Livres

Colères et châteaux en Espagne

Les treize nouvelles d’Alain Freudiger mettent scène des points de rupture ou de basculement

Dans «Morgarten» paru en 2015 chez Hélices Hélas, Alain Freudiger racontait sous la forme d’un conte le soulèvement burlesque mais efficace de la Suisse d’en bas contre l’establishment politique, médiatique et industriel pendant la cérémonie de commémoration du 700e anniversaire de la bataille de Morgarten.

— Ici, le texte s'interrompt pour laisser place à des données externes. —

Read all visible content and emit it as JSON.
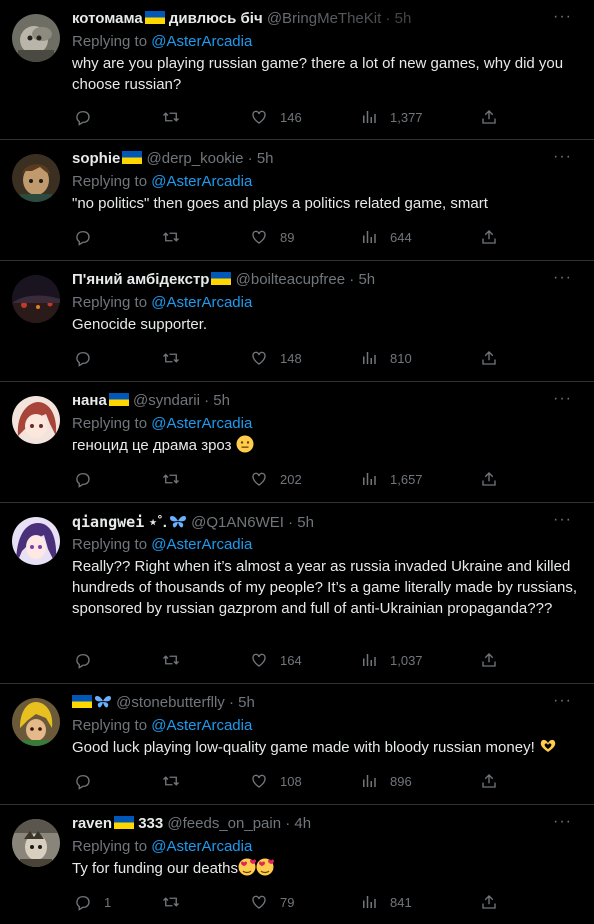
{
  "colors": {
    "background": "#000000",
    "text": "#e7e9ea",
    "muted": "#71767b",
    "link": "#1d9bf0",
    "divider": "#2f3336"
  },
  "icons": {
    "reply": "reply-icon",
    "retweet": "retweet-icon",
    "like": "like-icon",
    "views": "views-icon",
    "share": "share-icon",
    "more": "more-icon",
    "flag": "ukraine-flag-icon",
    "butterfly": "butterfly-icon"
  },
  "more_label": "···",
  "replying_label": "Replying to",
  "tweets": [
    {
      "name": "котомама",
      "name_suffix": "дивлюсь біч",
      "handle": "@BringMeTheKit",
      "time": "5h",
      "reply_to": "@AsterArcadia",
      "text": "why are you playing russian game? there a lot of new games, why did you choose russian?",
      "replies": "",
      "retweets": "",
      "likes": "146",
      "views": "1,377"
    },
    {
      "name": "sophie",
      "handle": "@derp_kookie",
      "time": "5h",
      "reply_to": "@AsterArcadia",
      "text": "\"no politics\" then goes and plays a politics related game, smart",
      "replies": "",
      "retweets": "",
      "likes": "89",
      "views": "644"
    },
    {
      "name": "П'яний амбідекстр",
      "handle": "@boilteacupfree",
      "time": "5h",
      "reply_to": "@AsterArcadia",
      "text": "Genocide supporter.",
      "replies": "",
      "retweets": "",
      "likes": "148",
      "views": "810"
    },
    {
      "name": "нана",
      "handle": "@syndarii",
      "time": "5h",
      "reply_to": "@AsterArcadia",
      "text": "геноцид це драма зроз",
      "replies": "",
      "retweets": "",
      "likes": "202",
      "views": "1,657"
    },
    {
      "name": "qiangwei",
      "name_suffix": "⋆˚.",
      "handle": "@Q1AN6WEI",
      "time": "5h",
      "reply_to": "@AsterArcadia",
      "text": "Really?? Right when it’s almost a year as russia invaded Ukraine and killed hundreds of thousands of my people? It’s a game literally made by russians, sponsored by russian gazprom and full of anti-Ukrainian propaganda???",
      "replies": "",
      "retweets": "",
      "likes": "164",
      "views": "1,037"
    },
    {
      "name": "",
      "handle": "@stonebutterflly",
      "time": "5h",
      "reply_to": "@AsterArcadia",
      "text": "Good luck playing low-quality game made with bloody russian money!",
      "replies": "",
      "retweets": "",
      "likes": "108",
      "views": "896"
    },
    {
      "name": "raven",
      "name_suffix": "333",
      "handle": "@feeds_on_pain",
      "time": "4h",
      "reply_to": "@AsterArcadia",
      "text": "Ty for funding our deaths",
      "replies": "1",
      "retweets": "",
      "likes": "79",
      "views": "841"
    }
  ]
}
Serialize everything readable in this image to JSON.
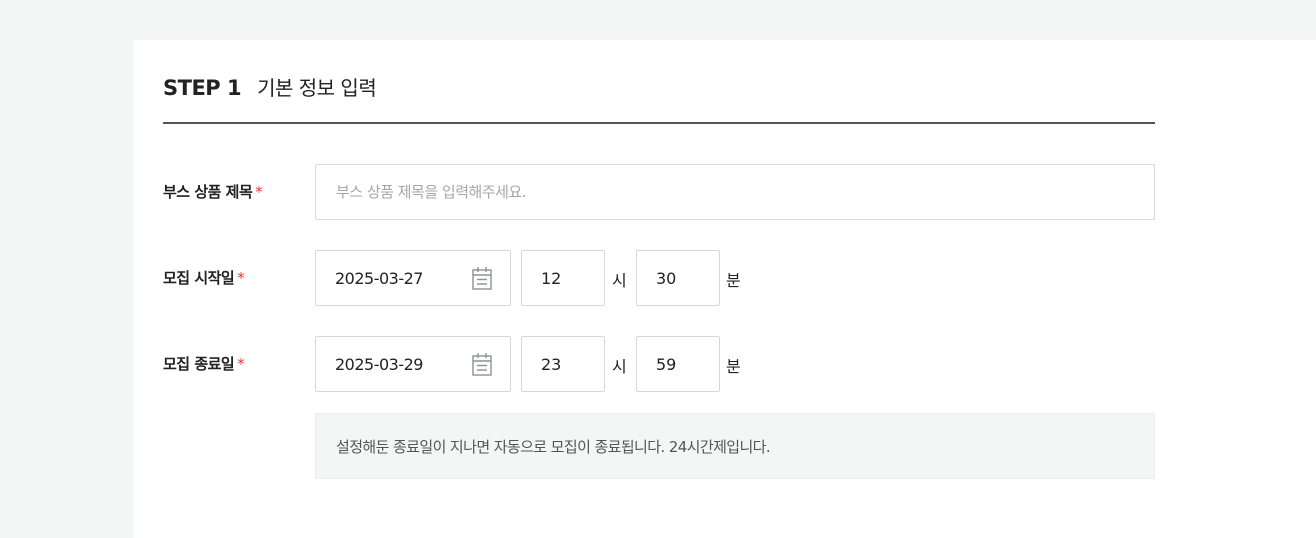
{
  "step": {
    "number_label": "STEP 1",
    "title": "기본 정보 입력"
  },
  "fields": {
    "booth_title": {
      "label": "부스 상품 제목",
      "required_mark": "*",
      "placeholder": "부스 상품 제목을 입력해주세요.",
      "value": ""
    },
    "recruit_start": {
      "label": "모집 시작일",
      "required_mark": "*",
      "date": "2025-03-27",
      "hour": "12",
      "hour_unit": "시",
      "minute": "30",
      "minute_unit": "분",
      "calendar_icon": "calendar-icon"
    },
    "recruit_end": {
      "label": "모집 종료일",
      "required_mark": "*",
      "date": "2025-03-29",
      "hour": "23",
      "hour_unit": "시",
      "minute": "59",
      "minute_unit": "분",
      "calendar_icon": "calendar-icon"
    }
  },
  "notice": "설정해둔 종료일이 지나면 자동으로 모집이 종료됩니다. 24시간제입니다.",
  "colors": {
    "required": "#e03a3a",
    "page_bg": "#f4f5f5",
    "rule": "#555555",
    "border": "#d5d7da"
  }
}
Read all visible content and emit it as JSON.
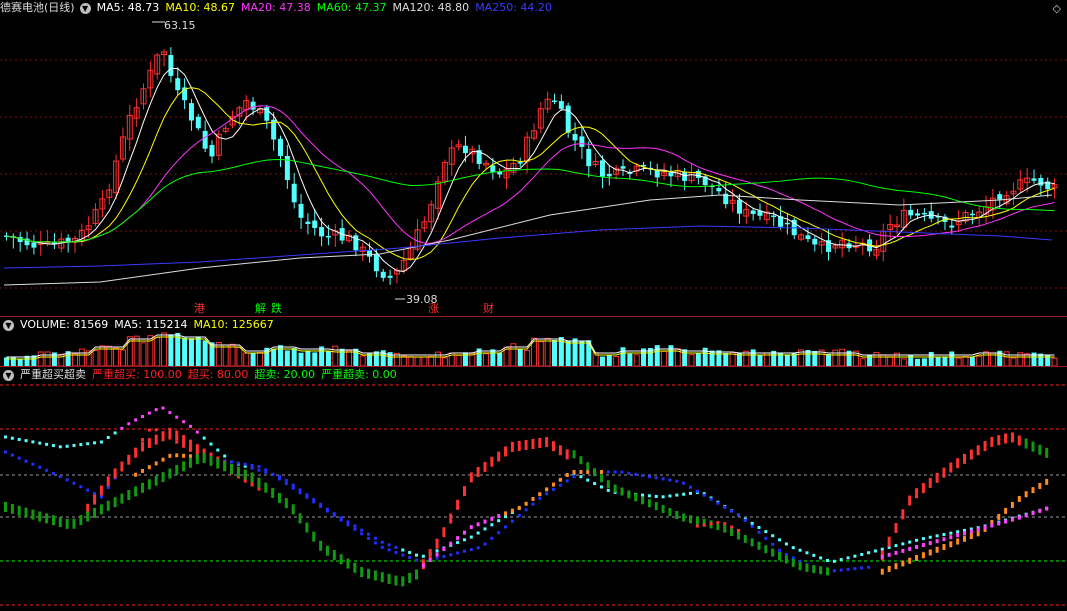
{
  "main": {
    "title": "德赛电池(日线)",
    "ma": [
      {
        "label": "MA5: 48.73",
        "color": "#ffffff"
      },
      {
        "label": "MA10: 48.67",
        "color": "#ffff00"
      },
      {
        "label": "MA20: 47.38",
        "color": "#ff33ff"
      },
      {
        "label": "MA60: 47.37",
        "color": "#00ff00"
      },
      {
        "label": "MA120: 48.80",
        "color": "#dddddd"
      },
      {
        "label": "MA250: 44.20",
        "color": "#3a3aff"
      }
    ],
    "high_label": "63.15",
    "low_label": "39.08",
    "events": [
      "港",
      "解",
      "跌",
      "涨",
      "财"
    ]
  },
  "volume": {
    "ma": [
      {
        "label": "VOLUME: 81569",
        "color": "#ffffff"
      },
      {
        "label": "MA5: 115214",
        "color": "#ffffff"
      },
      {
        "label": "MA10: 125667",
        "color": "#ffff00"
      }
    ]
  },
  "indicator": {
    "title": "严重超买超卖",
    "items": [
      {
        "label": "严重超买: 100.00",
        "color": "#ff2020"
      },
      {
        "label": "超买: 80.00",
        "color": "#ff2020"
      },
      {
        "label": "超卖: 20.00",
        "color": "#00ff00"
      },
      {
        "label": "严重超卖: 0.00",
        "color": "#00ff00"
      }
    ]
  },
  "colors": {
    "up": "#ff3030",
    "down": "#54ffff",
    "grid": "#7a1010"
  }
}
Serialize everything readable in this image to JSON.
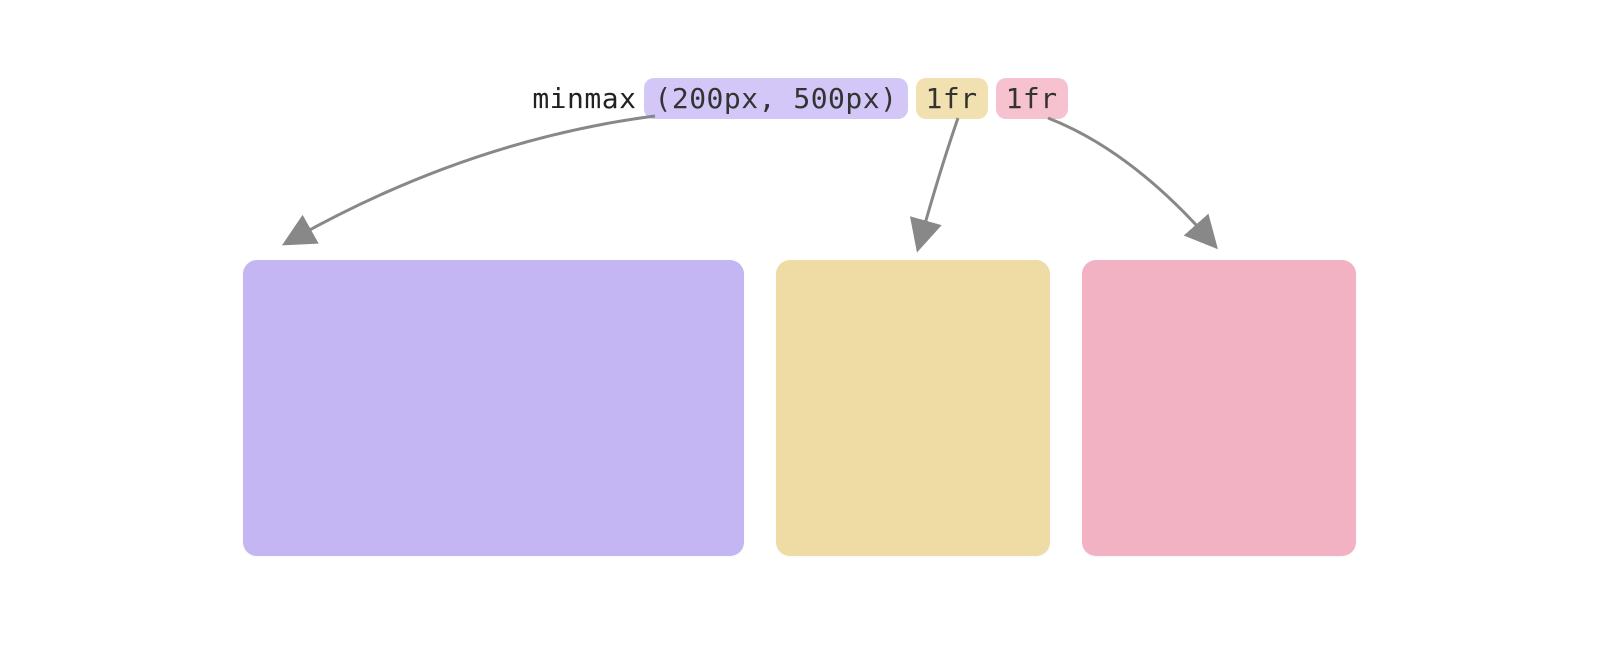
{
  "code": {
    "prefix": "minmax",
    "token1": "(200px, 500px)",
    "token2": "1fr",
    "token3": "1fr"
  },
  "colors": {
    "purple_light": "#d3c7f7",
    "yellow_light": "#f2e1b0",
    "pink_light": "#f6c2d0",
    "purple_box": "#c4b6f3",
    "yellow_box": "#efdba4",
    "pink_box": "#f3b1c4",
    "arrow": "#888888"
  },
  "layout_note": "Diagram showing CSS grid-template-columns: minmax(200px, 500px) 1fr 1fr mapping to three grid columns"
}
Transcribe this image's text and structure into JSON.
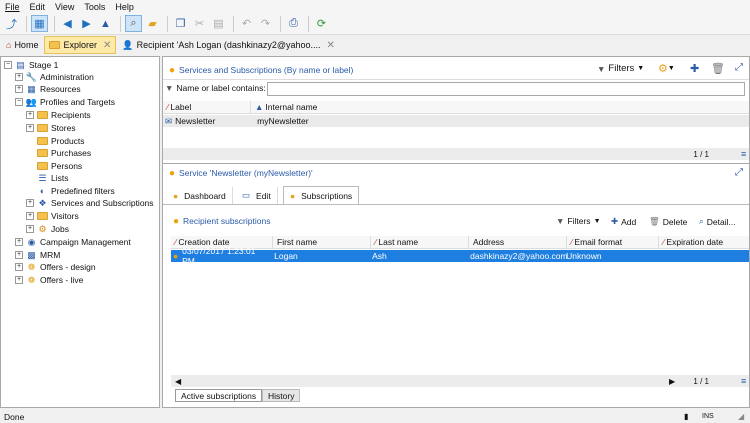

On retrouve cette veine dans «Espagnes» (quel beau titre), le recueil de nouvelles qui paraît aujourd’hui à La Baconnière. La plupart des textes se déroulent dans un temps contemporain mais décalé ou suspendu. La référence à des objets d’aujourd’hui comme le téléphone portable permet de se raccrocher à une temporalité mais l’écriture ne reproduit souvent pas le parlé d’aujourd’hui. Il s’en approche mais en plus littéraire, comme si on avait écrit un «il était une fois» avant le début des nouvelles.

Turc, russe ou farsi

Ainsi «Flambeaux» emprunte clairement à la fable: sur un plateau baigné par le soleil, un tout jeune homme décide d’enfreindre l’interdit de sa grand-mère et de participer à la Descente aux Flambeaux, grande fête du lieu. La description de la transe collective pendant la course, la coulée de feu provoquée par toutes les torches allumées, l’embrasement de l’air, la scène est très réussie. Le jeune homme poussera jusque de l’autre côté de la vallée et se laissera surprendre par la guerre. Une indication permet de situer le lieu du conte entre l’extrême Europe et l’Asie centrale: «on ne se comprend pas toujours bien mais à truffer ses paroles de turc, de russe ou de farsi, on finit toujours par s’entendre»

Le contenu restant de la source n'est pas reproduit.